The nuts and bolts of Malta’s rule of law problem
We need to give ample room to bring forth Malta’s urgent problem on police prosecutions, money laundering, unexplained wealth, and the lack of deterrence for the criminal network behind the last years’ assassinations and gangland killings
The assassination of Daphne Caruana Galizia changed everything for Malta.
It was not just the brutal mafia-style killing of a journalist whose work on the Panama Papers – and more importantly, the crucial 17 Black connection – had turned her into the sworn enemy of a clan with business interests at the heart of Castille.
In the years before the arrest of Yorgen Fenech, the owner of 17 Black, Caruana Galizia’s murder met a few shoulder shrugs; the prospect of a “mafia state” conspiracy was a bitter pill to swallow for many, so soon after Joseph Muscat had been reconfirmed in power with such force.
For others, Caruana Galizia’s legacy was a mixed bag – not uncomfortable with her class of muck-racking journalism, but not comfortable with the shrill, anti-Labour crusade either.
Much of that, however, has been rendered inconsequential by what happened in November 2019.
The nexus between Castille and Fenech, the alleged mastermind in the assassination, but also the elements of Malta’s underworld employed to execute the murder, as claimed by State’s evidence Melvin Theuma, is what makes this the most important criminal case in Maltese history.
So the near-death of Theuma, at his own hands, raises the fear of a serious derailment of this case: one which home affairs and justice ministers Byron Camilleri and Edward Zammit Lewis must take personal interest in.
It will not suffice for the police to claim that Theuma, a chief witness who is not under arrest, requested for his privacy to be respected.
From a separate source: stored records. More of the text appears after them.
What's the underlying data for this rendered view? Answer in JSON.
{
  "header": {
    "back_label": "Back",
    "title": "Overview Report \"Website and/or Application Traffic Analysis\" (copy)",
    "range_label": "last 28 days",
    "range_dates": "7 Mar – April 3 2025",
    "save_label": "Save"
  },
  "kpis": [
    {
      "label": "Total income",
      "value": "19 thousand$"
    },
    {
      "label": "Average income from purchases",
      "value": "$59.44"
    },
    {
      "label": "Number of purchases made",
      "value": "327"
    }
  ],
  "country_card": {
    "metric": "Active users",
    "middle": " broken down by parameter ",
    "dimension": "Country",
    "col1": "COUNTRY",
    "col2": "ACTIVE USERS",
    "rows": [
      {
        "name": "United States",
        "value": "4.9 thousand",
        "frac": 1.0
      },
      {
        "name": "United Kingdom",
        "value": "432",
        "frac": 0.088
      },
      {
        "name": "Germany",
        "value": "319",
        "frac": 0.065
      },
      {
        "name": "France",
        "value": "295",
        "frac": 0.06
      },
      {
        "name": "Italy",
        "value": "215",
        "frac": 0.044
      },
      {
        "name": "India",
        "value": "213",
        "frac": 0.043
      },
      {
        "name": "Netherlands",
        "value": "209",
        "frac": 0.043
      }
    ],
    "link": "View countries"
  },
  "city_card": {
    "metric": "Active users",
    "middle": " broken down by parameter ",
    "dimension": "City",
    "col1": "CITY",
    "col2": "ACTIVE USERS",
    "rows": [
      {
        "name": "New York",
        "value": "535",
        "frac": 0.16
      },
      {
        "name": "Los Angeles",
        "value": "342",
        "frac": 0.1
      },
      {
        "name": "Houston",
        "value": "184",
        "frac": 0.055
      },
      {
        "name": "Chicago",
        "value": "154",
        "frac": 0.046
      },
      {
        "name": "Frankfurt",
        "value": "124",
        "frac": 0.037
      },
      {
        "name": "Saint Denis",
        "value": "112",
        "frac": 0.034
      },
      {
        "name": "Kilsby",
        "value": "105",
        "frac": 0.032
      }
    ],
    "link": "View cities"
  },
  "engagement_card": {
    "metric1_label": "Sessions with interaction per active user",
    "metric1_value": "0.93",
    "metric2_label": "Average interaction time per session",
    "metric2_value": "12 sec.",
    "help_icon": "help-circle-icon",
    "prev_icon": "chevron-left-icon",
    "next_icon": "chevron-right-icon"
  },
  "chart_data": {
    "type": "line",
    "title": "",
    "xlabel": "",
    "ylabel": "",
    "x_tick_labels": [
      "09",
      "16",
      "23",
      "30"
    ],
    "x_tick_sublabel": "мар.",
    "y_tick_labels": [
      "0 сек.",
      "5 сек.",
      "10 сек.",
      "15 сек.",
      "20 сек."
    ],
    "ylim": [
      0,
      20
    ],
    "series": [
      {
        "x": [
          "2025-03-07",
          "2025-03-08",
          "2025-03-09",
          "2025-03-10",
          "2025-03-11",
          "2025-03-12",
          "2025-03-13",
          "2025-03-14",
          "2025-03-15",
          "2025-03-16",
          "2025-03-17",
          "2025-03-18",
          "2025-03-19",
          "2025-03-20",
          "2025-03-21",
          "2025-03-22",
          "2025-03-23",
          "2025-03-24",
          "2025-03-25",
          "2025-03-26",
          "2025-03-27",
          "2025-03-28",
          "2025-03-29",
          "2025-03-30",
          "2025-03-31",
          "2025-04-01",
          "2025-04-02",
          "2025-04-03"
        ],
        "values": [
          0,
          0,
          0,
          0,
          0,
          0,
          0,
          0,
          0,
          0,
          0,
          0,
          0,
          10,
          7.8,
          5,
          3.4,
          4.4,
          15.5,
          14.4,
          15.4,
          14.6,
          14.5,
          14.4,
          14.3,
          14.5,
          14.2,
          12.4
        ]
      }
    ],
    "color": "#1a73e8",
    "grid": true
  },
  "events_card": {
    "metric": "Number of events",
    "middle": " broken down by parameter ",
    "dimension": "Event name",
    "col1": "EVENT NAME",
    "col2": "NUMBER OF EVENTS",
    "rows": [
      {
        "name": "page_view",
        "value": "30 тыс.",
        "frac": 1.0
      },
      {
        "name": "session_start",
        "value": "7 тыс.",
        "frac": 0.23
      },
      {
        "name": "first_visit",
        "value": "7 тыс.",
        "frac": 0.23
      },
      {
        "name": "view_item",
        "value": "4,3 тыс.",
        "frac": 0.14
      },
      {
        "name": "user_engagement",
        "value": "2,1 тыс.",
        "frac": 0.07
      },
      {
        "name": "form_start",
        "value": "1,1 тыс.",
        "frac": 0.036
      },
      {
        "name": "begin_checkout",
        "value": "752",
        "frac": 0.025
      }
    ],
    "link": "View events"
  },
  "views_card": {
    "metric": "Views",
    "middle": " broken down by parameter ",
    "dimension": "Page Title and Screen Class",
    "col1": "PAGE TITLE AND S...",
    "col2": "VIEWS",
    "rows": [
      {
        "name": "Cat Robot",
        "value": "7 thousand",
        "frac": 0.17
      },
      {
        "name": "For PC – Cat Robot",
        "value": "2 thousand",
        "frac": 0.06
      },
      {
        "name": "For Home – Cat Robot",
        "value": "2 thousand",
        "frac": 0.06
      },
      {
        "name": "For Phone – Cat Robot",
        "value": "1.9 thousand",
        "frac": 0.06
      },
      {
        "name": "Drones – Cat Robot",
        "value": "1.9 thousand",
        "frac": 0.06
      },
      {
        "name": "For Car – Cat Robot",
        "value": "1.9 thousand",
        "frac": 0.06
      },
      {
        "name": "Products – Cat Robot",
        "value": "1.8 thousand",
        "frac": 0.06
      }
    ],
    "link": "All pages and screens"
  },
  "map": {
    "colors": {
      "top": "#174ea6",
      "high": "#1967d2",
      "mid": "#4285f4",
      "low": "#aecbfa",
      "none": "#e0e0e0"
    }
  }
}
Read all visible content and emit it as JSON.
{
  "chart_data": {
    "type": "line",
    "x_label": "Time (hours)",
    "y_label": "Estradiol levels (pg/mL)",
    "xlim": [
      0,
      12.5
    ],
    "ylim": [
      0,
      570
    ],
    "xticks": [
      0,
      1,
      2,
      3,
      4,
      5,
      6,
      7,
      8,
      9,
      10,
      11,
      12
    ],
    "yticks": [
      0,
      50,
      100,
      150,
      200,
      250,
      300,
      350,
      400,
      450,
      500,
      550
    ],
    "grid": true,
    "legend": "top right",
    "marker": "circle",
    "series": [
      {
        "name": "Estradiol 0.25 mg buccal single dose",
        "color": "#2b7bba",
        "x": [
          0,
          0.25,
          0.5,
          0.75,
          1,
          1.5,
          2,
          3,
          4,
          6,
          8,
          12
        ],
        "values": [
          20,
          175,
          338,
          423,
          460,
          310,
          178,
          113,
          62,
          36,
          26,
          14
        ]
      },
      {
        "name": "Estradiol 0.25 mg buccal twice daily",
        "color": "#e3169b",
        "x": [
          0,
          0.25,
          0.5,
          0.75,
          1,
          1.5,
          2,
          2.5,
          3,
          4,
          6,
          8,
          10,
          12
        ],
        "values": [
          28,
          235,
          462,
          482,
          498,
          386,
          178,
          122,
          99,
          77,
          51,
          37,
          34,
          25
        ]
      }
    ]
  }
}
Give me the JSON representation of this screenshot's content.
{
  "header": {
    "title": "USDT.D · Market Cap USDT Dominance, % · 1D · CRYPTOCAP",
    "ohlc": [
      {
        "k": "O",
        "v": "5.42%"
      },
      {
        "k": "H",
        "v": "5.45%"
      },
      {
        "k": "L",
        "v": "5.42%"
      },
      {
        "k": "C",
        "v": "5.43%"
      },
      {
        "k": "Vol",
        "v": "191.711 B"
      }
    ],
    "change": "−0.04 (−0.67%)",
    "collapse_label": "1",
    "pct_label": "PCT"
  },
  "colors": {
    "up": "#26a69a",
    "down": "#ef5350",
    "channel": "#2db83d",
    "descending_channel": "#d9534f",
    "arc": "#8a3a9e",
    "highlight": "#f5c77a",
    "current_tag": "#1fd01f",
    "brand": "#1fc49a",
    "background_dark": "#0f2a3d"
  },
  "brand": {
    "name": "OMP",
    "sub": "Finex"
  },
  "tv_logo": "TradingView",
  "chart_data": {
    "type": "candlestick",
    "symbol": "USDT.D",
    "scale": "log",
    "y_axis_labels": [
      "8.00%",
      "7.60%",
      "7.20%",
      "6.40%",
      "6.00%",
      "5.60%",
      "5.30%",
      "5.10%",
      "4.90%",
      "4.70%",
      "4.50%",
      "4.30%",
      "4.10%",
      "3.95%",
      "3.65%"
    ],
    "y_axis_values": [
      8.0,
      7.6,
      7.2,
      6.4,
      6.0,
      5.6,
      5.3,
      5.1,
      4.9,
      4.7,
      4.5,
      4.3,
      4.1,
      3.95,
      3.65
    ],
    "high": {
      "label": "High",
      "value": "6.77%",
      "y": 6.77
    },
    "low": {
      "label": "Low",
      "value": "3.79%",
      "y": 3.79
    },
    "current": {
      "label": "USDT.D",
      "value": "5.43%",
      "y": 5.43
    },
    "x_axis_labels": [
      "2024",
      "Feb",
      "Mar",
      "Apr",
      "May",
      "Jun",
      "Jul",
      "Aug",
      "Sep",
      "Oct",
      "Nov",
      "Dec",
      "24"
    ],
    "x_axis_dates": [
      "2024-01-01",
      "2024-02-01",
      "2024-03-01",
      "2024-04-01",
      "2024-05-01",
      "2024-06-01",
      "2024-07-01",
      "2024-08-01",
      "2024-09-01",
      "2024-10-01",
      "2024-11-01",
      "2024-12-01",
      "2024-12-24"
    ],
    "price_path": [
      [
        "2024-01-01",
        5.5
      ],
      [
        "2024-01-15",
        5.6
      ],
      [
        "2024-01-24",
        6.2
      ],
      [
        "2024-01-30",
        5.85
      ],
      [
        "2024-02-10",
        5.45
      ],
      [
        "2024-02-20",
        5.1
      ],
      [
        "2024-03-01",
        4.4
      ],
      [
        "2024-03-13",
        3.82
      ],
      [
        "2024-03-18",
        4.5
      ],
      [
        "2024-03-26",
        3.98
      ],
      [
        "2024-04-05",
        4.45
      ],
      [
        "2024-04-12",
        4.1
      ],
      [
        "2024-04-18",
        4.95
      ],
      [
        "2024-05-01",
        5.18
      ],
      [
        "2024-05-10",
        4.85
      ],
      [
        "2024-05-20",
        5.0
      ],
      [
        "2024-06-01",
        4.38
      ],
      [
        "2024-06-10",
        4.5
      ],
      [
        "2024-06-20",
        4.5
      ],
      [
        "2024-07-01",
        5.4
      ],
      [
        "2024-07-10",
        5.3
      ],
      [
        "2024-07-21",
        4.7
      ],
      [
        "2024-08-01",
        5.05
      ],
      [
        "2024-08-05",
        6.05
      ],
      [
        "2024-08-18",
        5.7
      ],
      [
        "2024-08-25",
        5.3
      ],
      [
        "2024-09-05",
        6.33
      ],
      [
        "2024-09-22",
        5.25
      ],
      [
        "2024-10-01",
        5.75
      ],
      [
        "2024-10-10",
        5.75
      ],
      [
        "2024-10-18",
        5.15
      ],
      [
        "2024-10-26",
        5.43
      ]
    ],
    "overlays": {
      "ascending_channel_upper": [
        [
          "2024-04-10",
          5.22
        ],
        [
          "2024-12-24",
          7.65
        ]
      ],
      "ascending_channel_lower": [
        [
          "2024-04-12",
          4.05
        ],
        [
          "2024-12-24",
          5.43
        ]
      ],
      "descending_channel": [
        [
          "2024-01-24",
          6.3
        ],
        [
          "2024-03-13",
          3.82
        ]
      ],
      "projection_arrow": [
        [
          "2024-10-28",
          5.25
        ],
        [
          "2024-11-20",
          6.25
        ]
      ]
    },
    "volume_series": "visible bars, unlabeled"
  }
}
Such a high value ‘pentito’ makes him an excellent cadaver for many: his presidential pardon hinges on revealing a series of crimes as well as the names of organised crime members.
And that means he cannot be treated like a normal court witness. He should have been closely protected – even from himself – at all costs.
If the Maltese police cannot understand the gravity of this man’s condition, his psychiatric care needs as well as personal security needs, but also the prospect that a few people inside Malta’s organised crime world want him dead, then this is clearly a serious problem for Malta’s prime minister to reflect on.
Theuma’s testimony mentioned a variety of names that point towards the existence of an organised crime network, and whose lesser-known associates and passive members might also be in intimate contact with high-ranking police officers.
Apart from the three men arrested in December 2019, allegedly with advance knowledge of the po
lice raid, Theuma has mentioned the Agius ‘Maksar’ brothers as alleged procurers of the bomb that killed Caruana Galizia, and a host of names with connections to former police commissioner Lawrence Cutajar and former minister Chris Cardona.
It is this confluence of names and connections that now raises a more serious spectre of organised criminality and, perhaps, police ineptness.
Before Caruana Galizia’s assassination, Malta shrugged its shoulders at the countless gangland deaths, disappearances and car bomb killings that seemed to have suggested that a new generation of criminals was carrying out a long-overdue ‘spring cleaning’.
This newspaper reported on the connections of some of these killings after the arrest of the Degiorgios (but Caruana Galizia had portentously asked the foreboding question: “where would it all dovetail?”). The businessman Giovann Camilleri, killed in a car bomb, had close relations with George Degiorgio ic-Ciniz; the gunned-down lawyer Carmel Chircop had loaned the More Supermarket directors an interest-free €750,000 loan – appearing in the contract was Adrian Agius: one of the men first arrested by police in December 2017 in connection with the assassination of Caruana Galizia. The same Agius brothers acquired the shares of a company they jointly owned with Terence Gialanze, just four weeks before he disappeared eight years ago.
What sort of justice exists for the family relatives of the people who died in these gangland murders? For the lack of deterrence and justice they have been denied, is after all the same that has been denied to all those who mourn Caruana Galizia, and the rest of us who realise the fearful prospect of what a police force unable to get a grip on Malta’s organised crime problem, would imply for this island.
Far from downplaying the crucial importance of Malta’s constitutional renewal and judicial reforms (crusading former Nationalist ministers who slept on the reforms before 2013 make the irony irresistible), we need to give ample room to bring forth Malta’s urgent problem on police prosecutions, money laundering, unexplained wealth, judicial delays, court inefficiencies (the muddle on the Theuma transcripts is just one of so many sorry details of the week) and the lack of deterrence for the criminal network that has presided over the last years’ assassinations and gangland killings.
Ultimately, these are the nuts and bolts of Malta’s rule of law problem.